In the fiftieth-anniversary issue of Amazing Stories, there's a great story (as far as I know not reprinted anywhere) that's part Lovecraftian horror and part mock literary history, and it shows the older Leiber at full strength. "The Death of Princes," which concerns Mark Twain, Haley's Comet and a nameless dread from the stars, is only a longish short story, but the density of idea and atmosphere is startling. I bought this June 1976 issue new at a corner store on Park Avenue in Montreal. There are so many heavy hitters listed on the cover-Asimov, Ellison, Benford, Malzberg-that the Alfred Bester interview inside doesn't even rate a mention.
(Trace this line: Bester's The Stars My Destination, Delany's Nova, Gibson's Neuromancer. Lay it parallel to Norman Mailer, Jack Kerouac and Thomas Pynchon. Guys' books, sure. Cool as jazz, though. One fascinating thing about SF is what Gibson calls, in language typically borrowed from science, its recombinant nature. SF is so new still, we're so close to its basic roots, that its maturation is visible not just by the century but by the decade. Inherent in mid-twentieth-century SF is the scientist's credo that information wants to be free and available to all. SF writers intentionally riffed off one another's ideas, sometimes in the spirit of collaboration, sometimes just for fun. But two categories of SF writer emerged: the serious and the frivolous. In the sixties, the serious ones split into two camps: the scientists and the artists. The New Wave writers owed everything to their serious precursors, except the idea that serious SF could also be literature. The next big deal was cyberpunk, which broke the choke hold that Outer Space had had on SF since Sputnik. Suddenly, the future was right here on earth. And it was just as deadly as any plague of locusts from the Crab Nebula. Never mind the great books; the evolution of science fiction itself was mind-blowing to watch.)
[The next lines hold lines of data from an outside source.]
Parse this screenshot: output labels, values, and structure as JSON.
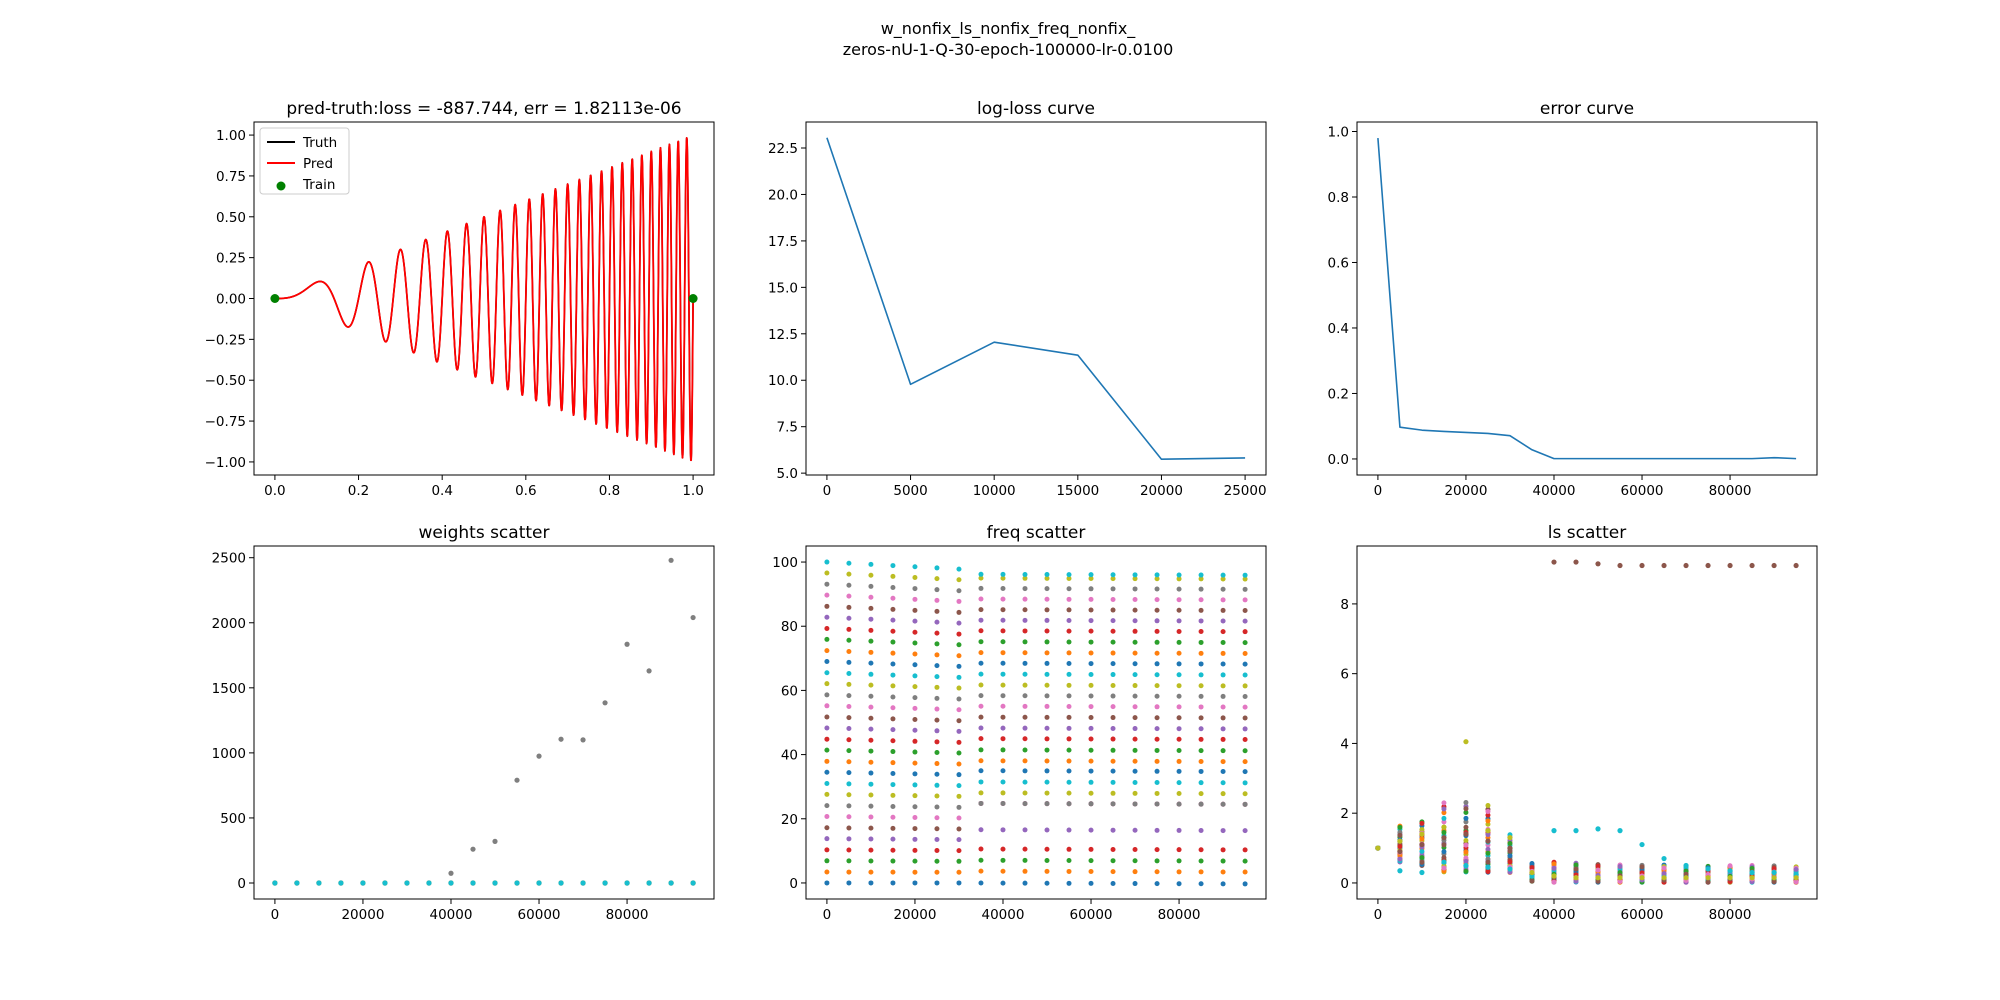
{
  "suptitle": {
    "line1": "w_nonfix_ls_nonfix_freq_nonfix_",
    "line2": "zeros-nU-1-Q-30-epoch-100000-lr-0.0100"
  },
  "chart_data": [
    {
      "id": "pred",
      "type": "line",
      "title": "pred-truth:loss = -887.744, err = 1.82113e-06",
      "xlim": [
        -0.05,
        1.05
      ],
      "ylim": [
        -1.08,
        1.08
      ],
      "xticks": [
        0,
        0.2,
        0.4,
        0.6,
        0.8,
        1.0
      ],
      "xtick_labels": [
        "0.0",
        "0.2",
        "0.4",
        "0.6",
        "0.8",
        "1.0"
      ],
      "yticks": [
        -1,
        -0.75,
        -0.5,
        -0.25,
        0,
        0.25,
        0.5,
        0.75,
        1
      ],
      "ytick_labels": [
        "−1.00",
        "−0.75",
        "−0.50",
        "−0.25",
        "0.00",
        "0.25",
        "0.50",
        "0.75",
        "1.00"
      ],
      "legend": {
        "placement": "upper-left",
        "entries": [
          {
            "label": "Truth",
            "kind": "line",
            "color": "#000000"
          },
          {
            "label": "Pred",
            "kind": "line",
            "color": "#ff0000"
          },
          {
            "label": "Train",
            "kind": "dot",
            "color": "#008000"
          }
        ]
      },
      "function": {
        "formula": "x*sin(2*pi*25*x^2)",
        "x_range": [
          0,
          1
        ],
        "samples": 1500
      },
      "series": [
        {
          "name": "Truth",
          "color": "#000000"
        },
        {
          "name": "Pred",
          "color": "#ff0000"
        }
      ],
      "train_points": [
        [
          0,
          0
        ],
        [
          1,
          0
        ]
      ]
    },
    {
      "id": "logloss",
      "type": "line",
      "title": "log-loss curve",
      "xlim": [
        -1250,
        26250
      ],
      "ylim": [
        4.9,
        23.9
      ],
      "xticks": [
        0,
        5000,
        10000,
        15000,
        20000,
        25000
      ],
      "xtick_labels": [
        "0",
        "5000",
        "10000",
        "15000",
        "20000",
        "25000"
      ],
      "yticks": [
        5,
        7.5,
        10,
        12.5,
        15,
        17.5,
        20,
        22.5
      ],
      "ytick_labels": [
        "5.0",
        "7.5",
        "10.0",
        "12.5",
        "15.0",
        "17.5",
        "20.0",
        "22.5"
      ],
      "x": [
        0,
        5000,
        10000,
        15000,
        20000,
        25000
      ],
      "values": [
        23.05,
        9.78,
        12.05,
        11.35,
        5.75,
        5.82
      ],
      "color": "#1f77b4"
    },
    {
      "id": "error",
      "type": "line",
      "title": "error curve",
      "xlim": [
        -4750,
        99750
      ],
      "ylim": [
        -0.049,
        1.029
      ],
      "xticks": [
        0,
        20000,
        40000,
        60000,
        80000
      ],
      "xtick_labels": [
        "0",
        "20000",
        "40000",
        "60000",
        "80000"
      ],
      "yticks": [
        0,
        0.2,
        0.4,
        0.6,
        0.8,
        1.0
      ],
      "ytick_labels": [
        "0.0",
        "0.2",
        "0.4",
        "0.6",
        "0.8",
        "1.0"
      ],
      "x": [
        0,
        5000,
        10000,
        15000,
        20000,
        25000,
        30000,
        35000,
        40000,
        45000,
        50000,
        55000,
        60000,
        65000,
        70000,
        75000,
        80000,
        85000,
        90000,
        95000
      ],
      "values": [
        0.98,
        0.097,
        0.088,
        0.084,
        0.081,
        0.078,
        0.071,
        0.028,
        0.001,
        0.001,
        0.001,
        0.001,
        0.001,
        0.001,
        0.001,
        0.001,
        0.001,
        0.001,
        0.004,
        0.001
      ],
      "color": "#1f77b4"
    },
    {
      "id": "weights",
      "type": "scatter",
      "title": "weights scatter",
      "xlim": [
        -4750,
        99750
      ],
      "ylim": [
        -123,
        2590
      ],
      "xticks": [
        0,
        20000,
        40000,
        60000,
        80000
      ],
      "xtick_labels": [
        "0",
        "20000",
        "40000",
        "60000",
        "80000"
      ],
      "yticks": [
        0,
        500,
        1000,
        1500,
        2000,
        2500
      ],
      "ytick_labels": [
        "0",
        "500",
        "1000",
        "1500",
        "2000",
        "2500"
      ],
      "x": [
        0,
        5000,
        10000,
        15000,
        20000,
        25000,
        30000,
        35000,
        40000,
        45000,
        50000,
        55000,
        60000,
        65000,
        70000,
        75000,
        80000,
        85000,
        90000,
        95000
      ],
      "baseline": {
        "values": 0,
        "colors": [
          "#e377c2",
          "#7f7f7f",
          "#bcbd22",
          "#17becf"
        ]
      },
      "series": [
        {
          "name": "weight-grey",
          "color": "#7f7f7f",
          "values": [
            0,
            0,
            0,
            0,
            0,
            0,
            0,
            0,
            75,
            260,
            320,
            790,
            975,
            1105,
            1100,
            1385,
            1835,
            1630,
            2480,
            2040
          ]
        }
      ]
    },
    {
      "id": "freq",
      "type": "scatter",
      "title": "freq scatter",
      "xlim": [
        -4750,
        99750
      ],
      "ylim": [
        -5,
        105
      ],
      "xticks": [
        0,
        20000,
        40000,
        60000,
        80000
      ],
      "xtick_labels": [
        "0",
        "20000",
        "40000",
        "60000",
        "80000"
      ],
      "yticks": [
        0,
        20,
        40,
        60,
        80,
        100
      ],
      "ytick_labels": [
        "0",
        "20",
        "40",
        "60",
        "80",
        "100"
      ],
      "x": [
        0,
        5000,
        10000,
        15000,
        20000,
        25000,
        30000,
        35000,
        40000,
        45000,
        50000,
        55000,
        60000,
        65000,
        70000,
        75000,
        80000,
        85000,
        90000,
        95000
      ],
      "series_count": 30,
      "start_levels": [
        0,
        3.4,
        6.9,
        10.3,
        13.8,
        17.2,
        20.7,
        24.1,
        27.6,
        31,
        34.5,
        37.9,
        41.4,
        44.8,
        48.3,
        51.7,
        55.2,
        58.6,
        62.1,
        65.5,
        69,
        72.4,
        75.9,
        79.3,
        82.8,
        86.2,
        89.7,
        93.1,
        96.6,
        100
      ],
      "end_levels": [
        0,
        3.7,
        7.1,
        10.6,
        16.6,
        24.8,
        24.8,
        24.8,
        28.1,
        31.5,
        35,
        38.1,
        41.5,
        45,
        48.3,
        51.7,
        55.1,
        58.4,
        61.7,
        65.1,
        68.5,
        71.8,
        75.2,
        78.6,
        81.9,
        85.2,
        88.5,
        91.8,
        95,
        96.2
      ],
      "transition_after_x": 30000
    },
    {
      "id": "ls",
      "type": "scatter",
      "title": "ls scatter",
      "xlim": [
        -4750,
        99750
      ],
      "ylim": [
        -0.46,
        9.66
      ],
      "xticks": [
        0,
        20000,
        40000,
        60000,
        80000
      ],
      "xtick_labels": [
        "0",
        "20000",
        "40000",
        "60000",
        "80000"
      ],
      "yticks": [
        0,
        2,
        4,
        6,
        8
      ],
      "ytick_labels": [
        "0",
        "2",
        "4",
        "6",
        "8"
      ],
      "x": [
        0,
        5000,
        10000,
        15000,
        20000,
        25000,
        30000,
        35000,
        40000,
        45000,
        50000,
        55000,
        60000,
        65000,
        70000,
        75000,
        80000,
        85000,
        90000,
        95000
      ],
      "highlights": [
        {
          "name": "ls-brown-high",
          "color": "#8c564b",
          "values": [
            1.0,
            0.9,
            1.1,
            1.3,
            1.4,
            1.2,
            1.0,
            0.25,
            9.2,
            9.2,
            9.15,
            9.1,
            9.1,
            9.1,
            9.1,
            9.1,
            9.1,
            9.1,
            9.1,
            9.1
          ]
        },
        {
          "name": "ls-cyan",
          "color": "#17becf",
          "values": [
            1.0,
            0.35,
            0.3,
            0.6,
            0.5,
            0.45,
            0.4,
            0.2,
            1.5,
            1.5,
            1.55,
            1.5,
            1.1,
            0.7,
            0.5,
            0.4,
            0.35,
            0.3,
            0.3,
            0.25
          ]
        },
        {
          "name": "ls-olive-outlier",
          "color": "#bcbd22",
          "values": [
            1.0,
            1.2,
            1.4,
            1.6,
            4.05,
            1.5,
            1.3,
            0.3,
            0.2,
            0.15,
            0.15,
            0.15,
            0.15,
            0.15,
            0.15,
            0.15,
            0.15,
            0.15,
            0.15,
            0.15
          ]
        }
      ],
      "cluster": {
        "count": 27,
        "range_by_x": [
          [
            1.0,
            1.0
          ],
          [
            0.6,
            1.65
          ],
          [
            0.5,
            1.8
          ],
          [
            0.3,
            2.3
          ],
          [
            0.3,
            2.35
          ],
          [
            0.3,
            2.3
          ],
          [
            0.3,
            1.45
          ],
          [
            0.05,
            0.6
          ],
          [
            0.02,
            0.6
          ],
          [
            0.02,
            0.58
          ],
          [
            0.02,
            0.55
          ],
          [
            0.02,
            0.55
          ],
          [
            0.02,
            0.55
          ],
          [
            0.02,
            0.52
          ],
          [
            0.02,
            0.5
          ],
          [
            0.02,
            0.5
          ],
          [
            0.02,
            0.5
          ],
          [
            0.02,
            0.5
          ],
          [
            0.02,
            0.5
          ],
          [
            0.02,
            0.48
          ]
        ]
      }
    }
  ],
  "palette": [
    "#1f77b4",
    "#ff7f0e",
    "#2ca02c",
    "#d62728",
    "#9467bd",
    "#8c564b",
    "#e377c2",
    "#7f7f7f",
    "#bcbd22",
    "#17becf"
  ]
}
Not long after I read "The Death of Princes," I wrote Leiber a letter. And he wrote back. I have a small handful of personal letters he wrote, with the greatest patience and good will, replying to the questions I naively posed. I treasure them. Someone had just put out a fanzine called the Silver Eel, a title taken from his work; he mailed me a copy. I didn't know it then, but this was not long after his wife and lifelong companion had passed away, either during his three-year drinking bout or when he was detoxifying after. Either way, I'm left thinking, This was one nice guy.
But then I grew up and away from science fiction. When he finally wrote a new Fafhrd and Gray Mouser book, sadly, it really disappointed me. The thing about Leiber is, he had everything necessary to be a truly great writer, but too often he fell back on pulp conventions to resolve otherwise brilliant feats of storytelling.
Nevertheless, his is a unique voice. It's a curious thing that so many American writers have toiled away at commercial work. But let's not forget, so did Rembrandt, and Virgil, and Shakespeare, and da Vinci. And remember: in America, the marketplace is the final arbiter of excellence.
Michel Basilières, a novelist and new father based in Toronto, is the author of Black Bird. Basilières' column on alternative literature, The Outer Edge, appears the second Saturday of each month.